Un Conflit qui Redéfinit la Mort
Depuis près de deux ans, le Soudan est déchiré par une guerre civile opposant l’armée nationale à des forces paramilitaires. Ce conflit, qui a éclaté en avril 2023, a transformé la capitale et ses environs en un champ de bataille où la vie et la mort se mêlent dans une tragédie quotidienne. Les chiffres parlent d’eux-mêmes : des dizaines de milliers de victimes et plus de 12 millions de déplacés.
Dans ce chaos, un phénomène poignant émerge. Les habitants, privés d’accès aux nécropoles traditionnelles, improvisent des sépultures là où ils le peuvent. Une planche de bois, un bout de métal ou même un tableau noir deviennent des marqueurs funéraires, symboles d’une dignité arrachée par la violence.

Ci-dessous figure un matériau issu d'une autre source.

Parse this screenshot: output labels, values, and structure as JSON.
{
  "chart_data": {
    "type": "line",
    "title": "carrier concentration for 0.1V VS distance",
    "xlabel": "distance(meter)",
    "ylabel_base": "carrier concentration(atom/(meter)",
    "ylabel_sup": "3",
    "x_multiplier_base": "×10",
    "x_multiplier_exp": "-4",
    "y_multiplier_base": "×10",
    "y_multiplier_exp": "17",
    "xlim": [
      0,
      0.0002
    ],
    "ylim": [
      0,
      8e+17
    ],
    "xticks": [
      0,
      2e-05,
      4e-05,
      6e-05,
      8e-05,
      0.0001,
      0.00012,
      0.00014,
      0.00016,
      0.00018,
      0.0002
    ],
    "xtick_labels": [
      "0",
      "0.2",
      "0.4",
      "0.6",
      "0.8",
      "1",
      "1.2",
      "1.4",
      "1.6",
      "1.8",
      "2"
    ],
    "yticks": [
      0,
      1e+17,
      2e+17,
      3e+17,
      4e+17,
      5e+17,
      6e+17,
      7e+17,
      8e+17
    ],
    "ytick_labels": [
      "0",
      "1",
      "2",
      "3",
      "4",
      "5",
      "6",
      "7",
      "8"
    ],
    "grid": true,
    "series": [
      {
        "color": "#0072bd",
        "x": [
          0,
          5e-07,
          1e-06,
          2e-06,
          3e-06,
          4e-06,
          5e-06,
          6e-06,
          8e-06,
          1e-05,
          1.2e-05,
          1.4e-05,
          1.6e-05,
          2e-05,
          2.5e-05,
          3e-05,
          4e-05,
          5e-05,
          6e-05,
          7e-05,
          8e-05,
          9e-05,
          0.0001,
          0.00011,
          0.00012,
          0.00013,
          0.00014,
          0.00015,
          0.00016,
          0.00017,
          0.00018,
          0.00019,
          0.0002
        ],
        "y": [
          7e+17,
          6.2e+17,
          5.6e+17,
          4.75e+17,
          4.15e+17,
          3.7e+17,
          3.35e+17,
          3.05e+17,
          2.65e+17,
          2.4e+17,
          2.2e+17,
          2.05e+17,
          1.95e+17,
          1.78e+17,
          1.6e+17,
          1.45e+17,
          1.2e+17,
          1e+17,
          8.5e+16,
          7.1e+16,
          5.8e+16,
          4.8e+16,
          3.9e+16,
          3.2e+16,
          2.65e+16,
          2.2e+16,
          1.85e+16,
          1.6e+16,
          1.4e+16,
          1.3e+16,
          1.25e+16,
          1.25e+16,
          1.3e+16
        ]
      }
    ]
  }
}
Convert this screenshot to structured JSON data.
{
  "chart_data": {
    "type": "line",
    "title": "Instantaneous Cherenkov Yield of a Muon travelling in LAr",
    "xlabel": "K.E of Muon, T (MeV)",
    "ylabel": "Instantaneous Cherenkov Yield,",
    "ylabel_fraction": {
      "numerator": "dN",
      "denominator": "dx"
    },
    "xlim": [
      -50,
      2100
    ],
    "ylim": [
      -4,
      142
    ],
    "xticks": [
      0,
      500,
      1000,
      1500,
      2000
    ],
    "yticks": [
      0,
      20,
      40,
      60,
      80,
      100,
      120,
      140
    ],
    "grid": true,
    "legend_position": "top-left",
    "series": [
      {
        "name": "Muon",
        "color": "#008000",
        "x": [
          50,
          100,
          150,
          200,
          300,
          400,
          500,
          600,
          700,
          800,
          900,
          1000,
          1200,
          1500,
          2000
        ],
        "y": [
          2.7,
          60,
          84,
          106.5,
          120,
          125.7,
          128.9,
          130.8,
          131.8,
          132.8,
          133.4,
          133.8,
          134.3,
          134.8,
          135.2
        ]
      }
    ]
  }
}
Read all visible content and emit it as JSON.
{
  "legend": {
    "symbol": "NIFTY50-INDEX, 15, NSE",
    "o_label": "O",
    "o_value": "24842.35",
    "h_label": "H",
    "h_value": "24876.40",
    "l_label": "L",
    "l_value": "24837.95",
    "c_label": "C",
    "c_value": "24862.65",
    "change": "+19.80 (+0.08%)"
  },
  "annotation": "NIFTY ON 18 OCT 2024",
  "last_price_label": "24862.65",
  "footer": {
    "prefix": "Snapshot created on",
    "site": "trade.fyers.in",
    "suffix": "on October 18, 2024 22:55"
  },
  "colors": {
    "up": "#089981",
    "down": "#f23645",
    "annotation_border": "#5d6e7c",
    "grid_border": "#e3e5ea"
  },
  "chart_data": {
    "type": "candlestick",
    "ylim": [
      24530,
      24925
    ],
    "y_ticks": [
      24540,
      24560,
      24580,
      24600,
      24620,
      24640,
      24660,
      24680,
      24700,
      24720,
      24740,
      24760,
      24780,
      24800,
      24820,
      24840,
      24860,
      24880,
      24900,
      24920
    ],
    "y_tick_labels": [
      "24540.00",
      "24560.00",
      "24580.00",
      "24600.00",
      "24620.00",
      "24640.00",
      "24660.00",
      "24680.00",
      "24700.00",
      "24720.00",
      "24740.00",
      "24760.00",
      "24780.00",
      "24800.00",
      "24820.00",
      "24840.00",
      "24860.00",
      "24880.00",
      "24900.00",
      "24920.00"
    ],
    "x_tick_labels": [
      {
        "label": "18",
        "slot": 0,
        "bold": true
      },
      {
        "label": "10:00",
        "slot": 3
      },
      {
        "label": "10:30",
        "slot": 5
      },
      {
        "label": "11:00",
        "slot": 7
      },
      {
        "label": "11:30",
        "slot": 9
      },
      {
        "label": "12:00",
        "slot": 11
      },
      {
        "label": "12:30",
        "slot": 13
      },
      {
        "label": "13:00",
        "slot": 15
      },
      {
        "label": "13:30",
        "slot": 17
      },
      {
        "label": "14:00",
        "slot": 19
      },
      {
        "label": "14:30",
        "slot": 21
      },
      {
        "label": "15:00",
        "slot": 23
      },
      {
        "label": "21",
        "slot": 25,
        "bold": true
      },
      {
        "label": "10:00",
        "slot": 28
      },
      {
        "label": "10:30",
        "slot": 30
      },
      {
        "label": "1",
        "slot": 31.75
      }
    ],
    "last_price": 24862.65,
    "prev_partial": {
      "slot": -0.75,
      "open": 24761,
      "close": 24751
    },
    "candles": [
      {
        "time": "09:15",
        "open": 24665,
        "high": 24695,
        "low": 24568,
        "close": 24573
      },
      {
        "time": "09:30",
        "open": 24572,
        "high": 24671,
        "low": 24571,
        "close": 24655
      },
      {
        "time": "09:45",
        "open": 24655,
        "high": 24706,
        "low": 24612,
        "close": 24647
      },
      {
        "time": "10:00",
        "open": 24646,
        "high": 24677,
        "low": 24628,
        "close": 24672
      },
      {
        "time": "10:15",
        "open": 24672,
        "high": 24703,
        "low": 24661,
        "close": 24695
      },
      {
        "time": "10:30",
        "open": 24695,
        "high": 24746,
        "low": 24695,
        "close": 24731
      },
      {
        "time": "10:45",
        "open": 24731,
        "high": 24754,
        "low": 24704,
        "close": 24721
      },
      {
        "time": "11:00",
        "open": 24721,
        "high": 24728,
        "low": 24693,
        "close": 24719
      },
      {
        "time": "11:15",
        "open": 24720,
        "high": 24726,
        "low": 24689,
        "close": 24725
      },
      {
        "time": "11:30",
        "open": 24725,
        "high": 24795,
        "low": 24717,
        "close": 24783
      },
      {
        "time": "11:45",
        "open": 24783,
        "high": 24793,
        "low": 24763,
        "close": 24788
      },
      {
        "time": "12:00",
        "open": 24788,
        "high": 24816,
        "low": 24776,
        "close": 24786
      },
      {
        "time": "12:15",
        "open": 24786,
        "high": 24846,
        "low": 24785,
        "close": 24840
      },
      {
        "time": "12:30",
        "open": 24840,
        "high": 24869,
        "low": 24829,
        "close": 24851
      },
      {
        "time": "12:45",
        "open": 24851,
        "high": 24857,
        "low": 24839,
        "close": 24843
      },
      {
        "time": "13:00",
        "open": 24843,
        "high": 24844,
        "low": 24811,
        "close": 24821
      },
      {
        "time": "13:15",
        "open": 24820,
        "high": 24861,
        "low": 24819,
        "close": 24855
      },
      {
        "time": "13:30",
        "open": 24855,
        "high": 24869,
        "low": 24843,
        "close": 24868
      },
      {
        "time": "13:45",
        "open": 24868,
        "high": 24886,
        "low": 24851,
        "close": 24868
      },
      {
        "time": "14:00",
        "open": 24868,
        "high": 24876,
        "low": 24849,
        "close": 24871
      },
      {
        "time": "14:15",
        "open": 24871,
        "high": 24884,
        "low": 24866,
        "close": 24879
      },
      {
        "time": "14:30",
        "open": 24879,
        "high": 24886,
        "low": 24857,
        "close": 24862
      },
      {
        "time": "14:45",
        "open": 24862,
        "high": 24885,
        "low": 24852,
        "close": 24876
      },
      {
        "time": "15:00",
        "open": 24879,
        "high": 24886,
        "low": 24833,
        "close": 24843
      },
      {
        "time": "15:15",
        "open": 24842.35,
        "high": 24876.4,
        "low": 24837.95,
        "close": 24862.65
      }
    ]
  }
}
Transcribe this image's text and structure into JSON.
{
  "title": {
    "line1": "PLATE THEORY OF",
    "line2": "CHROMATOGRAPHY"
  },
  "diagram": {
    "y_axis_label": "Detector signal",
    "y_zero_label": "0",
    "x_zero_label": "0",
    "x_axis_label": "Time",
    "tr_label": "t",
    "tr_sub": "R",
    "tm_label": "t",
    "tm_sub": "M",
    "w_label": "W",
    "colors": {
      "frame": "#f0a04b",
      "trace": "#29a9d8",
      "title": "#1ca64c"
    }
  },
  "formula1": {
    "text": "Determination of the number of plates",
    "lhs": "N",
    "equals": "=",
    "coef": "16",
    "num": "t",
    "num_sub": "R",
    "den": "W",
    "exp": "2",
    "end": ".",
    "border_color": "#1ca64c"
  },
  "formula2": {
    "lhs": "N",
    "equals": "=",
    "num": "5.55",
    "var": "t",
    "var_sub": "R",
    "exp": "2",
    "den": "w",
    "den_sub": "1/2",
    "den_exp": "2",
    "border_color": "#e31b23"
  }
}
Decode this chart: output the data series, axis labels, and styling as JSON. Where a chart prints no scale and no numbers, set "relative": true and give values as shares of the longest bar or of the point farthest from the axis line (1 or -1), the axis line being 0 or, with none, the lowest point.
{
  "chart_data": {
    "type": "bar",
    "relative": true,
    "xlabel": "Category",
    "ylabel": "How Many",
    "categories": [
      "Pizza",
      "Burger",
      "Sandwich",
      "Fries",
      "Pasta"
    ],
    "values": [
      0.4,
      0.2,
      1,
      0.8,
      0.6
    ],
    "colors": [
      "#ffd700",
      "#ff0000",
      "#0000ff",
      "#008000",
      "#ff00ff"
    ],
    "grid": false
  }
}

Des Tombes au Pied des Maisons
Dans une ville voisine de Khartoum, un homme raconte avoir inhumé sa mère devant sa maison, les yeux fatigués par des nuits sans sommeil. Les routes, bloquées par des débris et surveillées par des tireurs embusqués, rendaient tout déplacement impossible. « Nous n’avions pas d’autre choix », confie-t-il, la voix brisée, à une source proche du terrain.
« Nous avons été contraints de l’enterrer là, sous un monticule de terre, avec une simple planche pour marquer l’endroit. »
– Témoignage recueilli sur place
Ce n’est pas un cas isolé. Partout dans la région, les jardins, les rues et même les terrains vagues se transforment en lieux de repos éternel. À Omdourman, un ancien terrain de football est aujourd’hui une nécropole improvisée, où les vivants côtoient les morts dans une proximité glaçante.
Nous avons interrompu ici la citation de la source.